Les opérations des banques de dépôt modernes sont caractérisées par une importance croissante :

  • des activités de finance des marchés, et
  • de l’incidence des investissements sur des titres cotés, avec la prédominance pour les titres publics.

Une conviction de la « sagesse conventionnelle » s’est répandue parmi les banquiers,

  • soulignant le risque de la fonction de crédit typique,
  • se référant aux opérations sur les marchés financiers comme un risque plus contenu tout en exaltant le rôle joué par les revenus autres que ceux dus aux intérêts lors de la définition des équilibres économiques de la gestion.

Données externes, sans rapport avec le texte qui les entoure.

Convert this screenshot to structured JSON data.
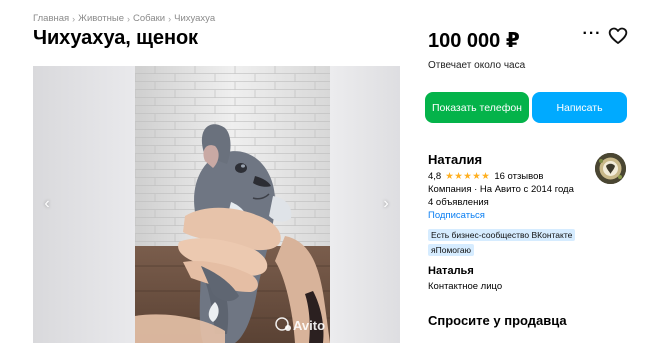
{
  "breadcrumbs": [
    "Главная",
    "Животные",
    "Собаки",
    "Чихуахуа"
  ],
  "title": "Чихуахуа, щенок",
  "price": "100 000 ₽",
  "reply_time": "Отвечает около часа",
  "buttons": {
    "phone": "Показать телефон",
    "write": "Написать"
  },
  "seller": {
    "name": "Наталия",
    "rating": "4,8",
    "stars": "★★★★★",
    "reviews": "16 отзывов",
    "meta": "Компания · На Авито с 2014 года",
    "ads": "4 объявления",
    "subscribe": "Подписаться",
    "tags": [
      "Есть бизнес-сообщество ВКонтакте",
      "яПомогаю"
    ]
  },
  "contact": {
    "name": "Наталья",
    "role": "Контактное лицо"
  },
  "ask_title": "Спросите у продавца",
  "watermark": "Avito",
  "icons": {
    "gallery_prev": "chevron-left-icon",
    "gallery_next": "chevron-right-icon",
    "more": "more-horizontal-icon",
    "favorite": "heart-icon"
  },
  "colors": {
    "phone_button": "#04b34a",
    "write_button": "#00aaff",
    "link": "#0a7ef2",
    "star": "#ffb021",
    "tag_bg": "#d6ecff"
  }
}
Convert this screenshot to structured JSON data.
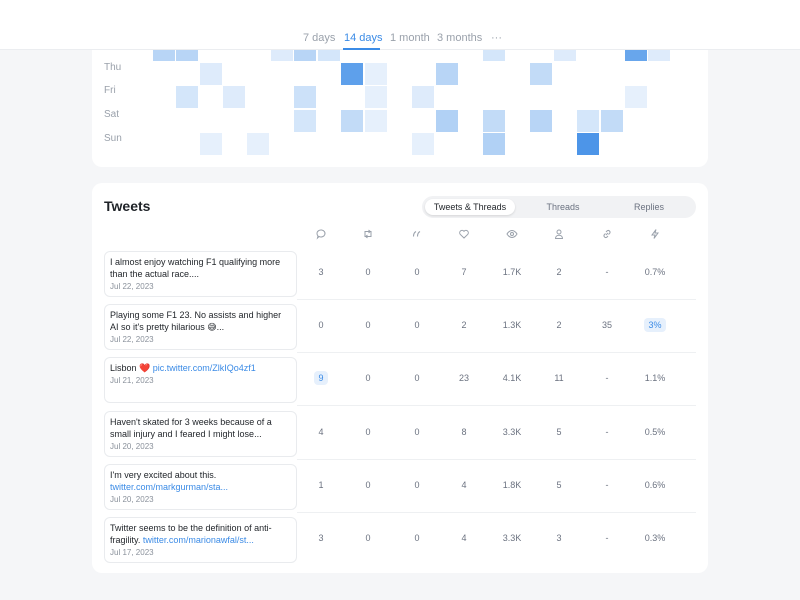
{
  "range": {
    "tabs": [
      "7 days",
      "14 days",
      "1 month",
      "3 months"
    ],
    "active": "14 days",
    "more": "···"
  },
  "heatmap": {
    "days": [
      "Thu",
      "Fri",
      "Sat",
      "Sun"
    ],
    "max_label": "",
    "cells_intensity": {
      "top_partial": [
        0,
        0.3,
        0.3,
        0,
        0,
        0,
        0.1,
        0.3,
        0.15,
        0,
        0,
        0,
        0,
        0,
        0,
        0.15,
        0,
        0,
        0.1,
        0,
        0,
        0.75,
        0.1,
        0
      ],
      "Thu": [
        0,
        0,
        0,
        0.1,
        0,
        0,
        0,
        0,
        0,
        0.8,
        0.05,
        0,
        0,
        0.3,
        0,
        0,
        0,
        0.25,
        0,
        0,
        0,
        0,
        0,
        0
      ],
      "Fri": [
        0,
        0,
        0.15,
        0,
        0.1,
        0,
        0,
        0.2,
        0,
        0,
        0.05,
        0,
        0.1,
        0,
        0,
        0,
        0,
        0,
        0,
        0,
        0,
        0.05,
        0,
        0
      ],
      "Sat": [
        0,
        0,
        0,
        0,
        0,
        0,
        0,
        0.15,
        0,
        0.25,
        0.05,
        0,
        0,
        0.35,
        0,
        0.25,
        0,
        0.3,
        0,
        0.15,
        0.25,
        0,
        0,
        0
      ],
      "Sun": [
        0,
        0,
        0,
        0.05,
        0,
        0.05,
        0,
        0,
        0,
        0,
        0,
        0,
        0.05,
        0,
        0,
        0.35,
        0,
        0,
        0,
        0.9,
        0,
        0,
        0,
        0
      ]
    },
    "color": "#3b8be6"
  },
  "tweets": {
    "title": "Tweets",
    "filters": [
      "Tweets & Threads",
      "Threads",
      "Replies"
    ],
    "active_filter": "Tweets & Threads",
    "columns": [
      "reply-icon",
      "retweet-icon",
      "quote-icon",
      "like-icon",
      "views-icon",
      "profile-icon",
      "link-icon",
      "engagement-icon"
    ],
    "rows": [
      {
        "text": "I almost enjoy watching F1 qualifying more than the actual race....",
        "link": "",
        "date": "Jul 22, 2023",
        "metrics": [
          "3",
          "0",
          "0",
          "7",
          "1.7K",
          "2",
          "-",
          "0.7%"
        ],
        "highlight": []
      },
      {
        "text": "Playing some F1 23. No assists and higher AI so it's pretty hilarious 😅...",
        "link": "",
        "date": "Jul 22, 2023",
        "metrics": [
          "0",
          "0",
          "0",
          "2",
          "1.3K",
          "2",
          "35",
          "3%"
        ],
        "highlight": [
          7
        ]
      },
      {
        "text": "Lisbon ❤️ ",
        "link": "pic.twitter.com/ZlkIQo4zf1",
        "date": "Jul 21, 2023",
        "metrics": [
          "9",
          "0",
          "0",
          "23",
          "4.1K",
          "11",
          "-",
          "1.1%"
        ],
        "highlight": [
          0
        ]
      },
      {
        "text": "Haven't skated for 3 weeks because of a small injury and I feared I might lose...",
        "link": "",
        "date": "Jul 20, 2023",
        "metrics": [
          "4",
          "0",
          "0",
          "8",
          "3.3K",
          "5",
          "-",
          "0.5%"
        ],
        "highlight": []
      },
      {
        "text": "I'm very excited about this. ",
        "link": "twitter.com/markgurman/sta...",
        "date": "Jul 20, 2023",
        "metrics": [
          "1",
          "0",
          "0",
          "4",
          "1.8K",
          "5",
          "-",
          "0.6%"
        ],
        "highlight": []
      },
      {
        "text": "Twitter seems to be the definition of anti-fragility. ",
        "link": "twitter.com/marionawfal/st...",
        "date": "Jul 17, 2023",
        "metrics": [
          "3",
          "0",
          "0",
          "4",
          "3.3K",
          "3",
          "-",
          "0.3%"
        ],
        "highlight": []
      }
    ]
  }
}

Nous tenons maintenant  à faire remarquer que la littérature économique a toujours mis l’accent sur la possibilité au sein de la gestion bancaire :

  • de développer la prestation de services autres que l’octroi de prêts aux entreprises et aux ménages, pour compléter les flux de revenus par d’autres moyens qui ne sont pas directement liés à un processus de prise de risques typiques lors de l’octroi de crédit, se référant à la possibilité que l’emprunteur ne puisse pas rembourser le prêt à l’échéance ou payer les intérêts convenus. (Bianchi T.)

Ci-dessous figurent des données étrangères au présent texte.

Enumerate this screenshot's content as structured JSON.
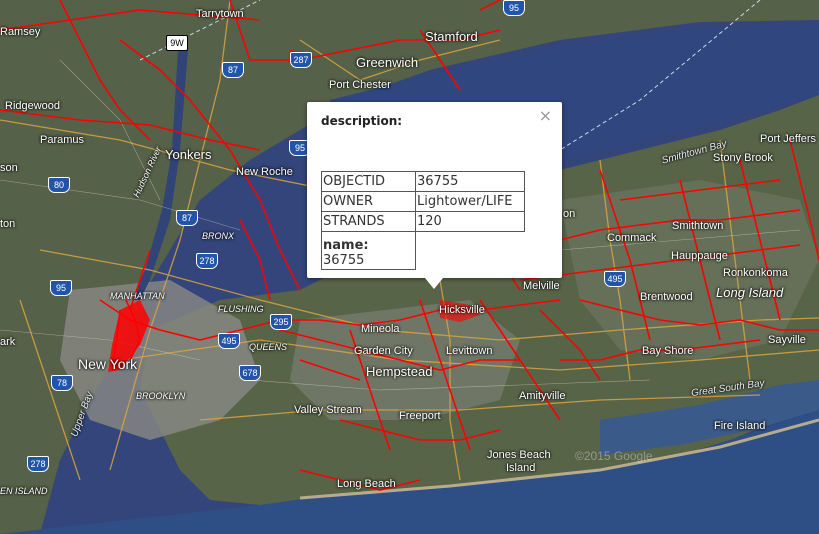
{
  "map": {
    "labels": {
      "tarrytown": "Tarrytown",
      "ramsey": "Ramsey",
      "stamford": "Stamford",
      "greenwich": "Greenwich",
      "port_chester": "Port Chester",
      "ridgewood": "Ridgewood",
      "paramus": "Paramus",
      "yonkers": "Yonkers",
      "new_rochelle": "New Roche",
      "hudson_river": "Hudson River",
      "bronx": "BRONX",
      "manhattan": "MANHATTAN",
      "flushing": "FLUSHING",
      "queens": "QUEENS",
      "new_york": "New York",
      "brooklyn": "BROOKLYN",
      "upper_bay": "Upper Bay",
      "en_island": "EN ISLAND",
      "valley_stream": "Valley Stream",
      "freeport": "Freeport",
      "long_beach": "Long Beach",
      "jones_beach": "Jones Beach",
      "island": "Island",
      "mineola": "Mineola",
      "hicksville": "Hicksville",
      "garden_city": "Garden City",
      "levittown": "Levittown",
      "hempstead": "Hempstead",
      "amityville": "Amityville",
      "melville": "Melville",
      "commack": "Commack",
      "hauppauge": "Hauppauge",
      "ronkonkoma": "Ronkonkoma",
      "long_island": "Long Island",
      "brentwood": "Brentwood",
      "bay_shore": "Bay Shore",
      "great_south_bay": "Great South Bay",
      "fire_island": "Fire Island",
      "sayville": "Sayville",
      "smithtown": "Smithtown",
      "stony_brook": "Stony Brook",
      "smithtown_bay": "Smithtown Bay",
      "port_jeffers": "Port Jeffers",
      "on": "on",
      "son": "son",
      "ton": "ton",
      "ark": "ark"
    },
    "shields": {
      "s9w": "9W",
      "s87a": "87",
      "s87b": "87",
      "s95a": "95",
      "s95b": "95",
      "s95c": "95",
      "s80": "80",
      "s287": "287",
      "s278a": "278",
      "s278b": "278",
      "s495a": "495",
      "s495b": "495",
      "s678": "678",
      "s78": "78",
      "s295": "295"
    },
    "watermark": "©2015 Google"
  },
  "popup": {
    "description_label": "description:",
    "close_label": "×",
    "rows": [
      {
        "key": "OBJECTID",
        "value": "36755"
      },
      {
        "key": "OWNER",
        "value": "Lightower/LIFE"
      },
      {
        "key": "STRANDS",
        "value": "120"
      }
    ],
    "name_label": "name:",
    "name_value": "36755"
  }
}
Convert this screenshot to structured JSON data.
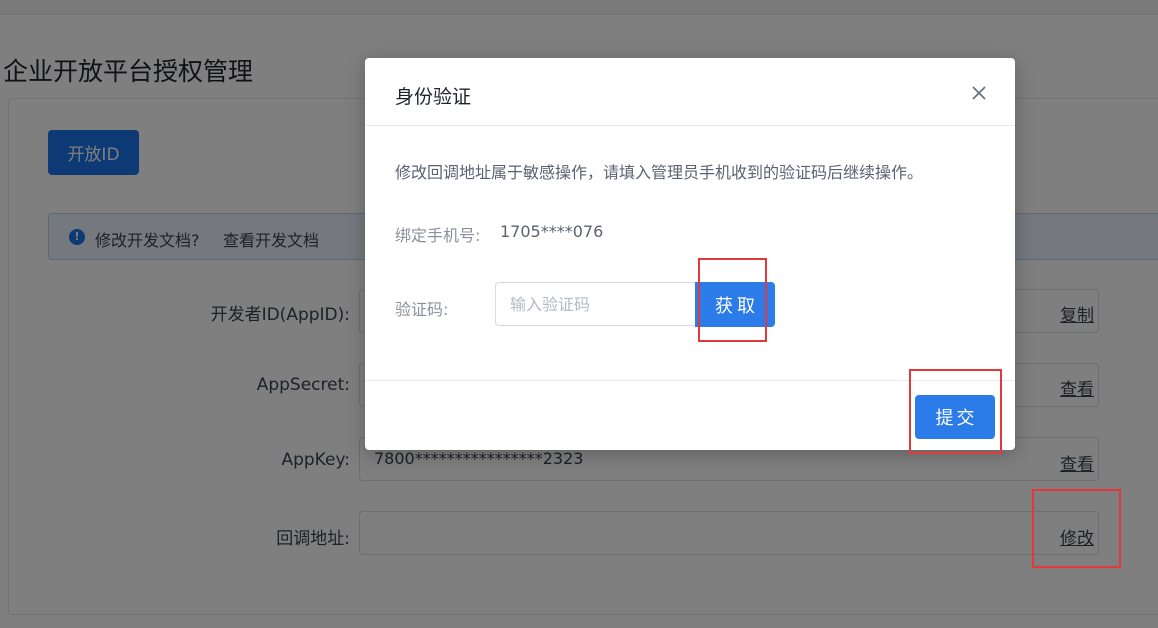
{
  "page": {
    "title": "企业开放平台授权管理",
    "open_id_button": "开放ID",
    "info": {
      "text": "修改开发文档?",
      "link": "查看开发文档"
    },
    "fields": [
      {
        "label": "开发者ID(AppID):",
        "value": "",
        "action": "复制"
      },
      {
        "label": "AppSecret:",
        "value": "",
        "action": "查看"
      },
      {
        "label": "AppKey:",
        "value": "7800****************2323",
        "action": "查看"
      },
      {
        "label": "回调地址:",
        "value": "",
        "action": "修改"
      }
    ]
  },
  "modal": {
    "title": "身份验证",
    "description": "修改回调地址属于敏感操作，请填入管理员手机收到的验证码后继续操作。",
    "phone_label": "绑定手机号:",
    "phone_value": "1705****076",
    "code_label": "验证码:",
    "code_placeholder": "输入验证码",
    "get_code_button": "获取",
    "submit_button": "提交"
  },
  "colors": {
    "primary": "#2b7ce9",
    "highlight": "#e5383b",
    "overlay": "rgba(0,0,0,0.5)"
  }
}
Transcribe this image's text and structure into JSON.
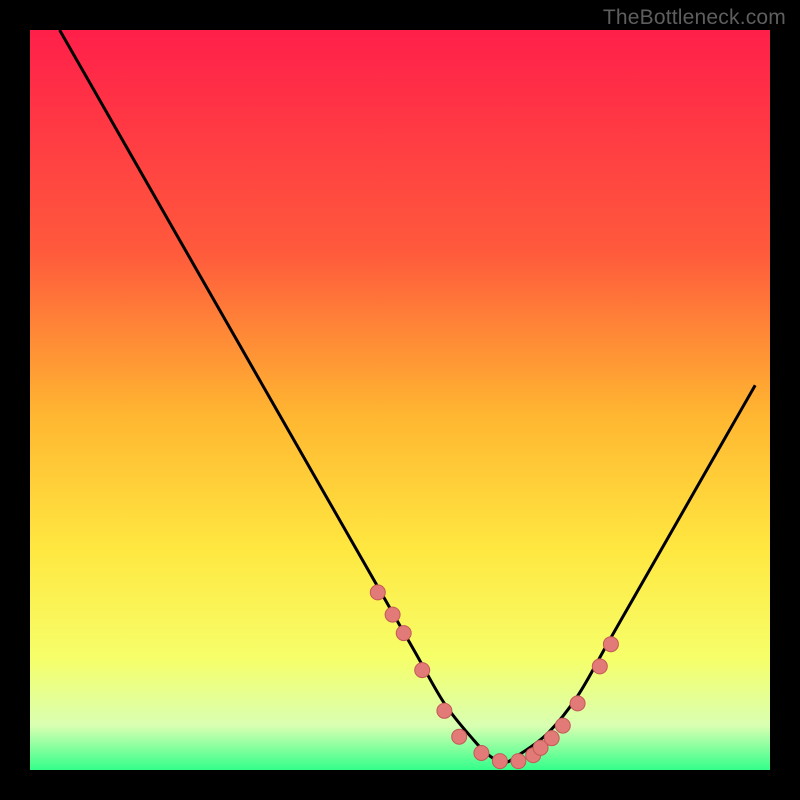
{
  "watermark": "TheBottleneck.com",
  "colors": {
    "grad_top": "#ff1f4a",
    "grad_mid1": "#ff5a3c",
    "grad_mid2": "#ffb631",
    "grad_mid3": "#ffe740",
    "grad_low1": "#f6ff6a",
    "grad_low2": "#d9ffb2",
    "grad_bottom": "#33ff8a",
    "curve": "#000000",
    "dot_fill": "#e27a78",
    "dot_stroke": "#c35a58"
  },
  "chart_data": {
    "type": "line",
    "title": "",
    "xlabel": "",
    "ylabel": "",
    "xlim": [
      0,
      100
    ],
    "ylim": [
      0,
      100
    ],
    "series": [
      {
        "name": "bottleneck-curve",
        "x": [
          4,
          8,
          12,
          16,
          20,
          24,
          28,
          32,
          36,
          40,
          44,
          48,
          52,
          56,
          60,
          62,
          64,
          66,
          70,
          74,
          78,
          82,
          86,
          90,
          94,
          98
        ],
        "y": [
          100,
          93,
          86,
          79,
          72,
          65,
          58,
          51,
          44,
          37,
          30,
          23,
          16,
          9,
          4,
          2,
          1,
          2,
          5,
          10,
          17,
          24,
          31,
          38,
          45,
          52
        ]
      }
    ],
    "markers": {
      "name": "bottleneck-dots",
      "x": [
        47,
        49,
        50.5,
        53,
        56,
        58,
        61,
        63.5,
        66,
        68,
        69,
        70.5,
        72,
        74,
        77,
        78.5
      ],
      "y": [
        24,
        21,
        18.5,
        13.5,
        8,
        4.5,
        2.3,
        1.2,
        1.2,
        2,
        3,
        4.3,
        6,
        9,
        14,
        17
      ]
    }
  }
}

Toutefois les banquiers ayant mal interprété ces recommandations, ont élargi leurs activités sur les marchés de valeurs mobilières à des fins spéculatives, dans le but d’obtenir des flux significatifs de bénéfices issus de la négociation d’instruments financiers cotés.

Pourtant, cette activité conduit inévitablement à la prise de risques sensibles liés à la forte instabilité des contextes financiers actuels, et d’une taille bien supérieure (en termes de risques) à celle imputable au déboursement de prêts typiques aux entreprises et aux ménages dans les cas  bien sûr d’une évaluation correcte des mérites de crédit.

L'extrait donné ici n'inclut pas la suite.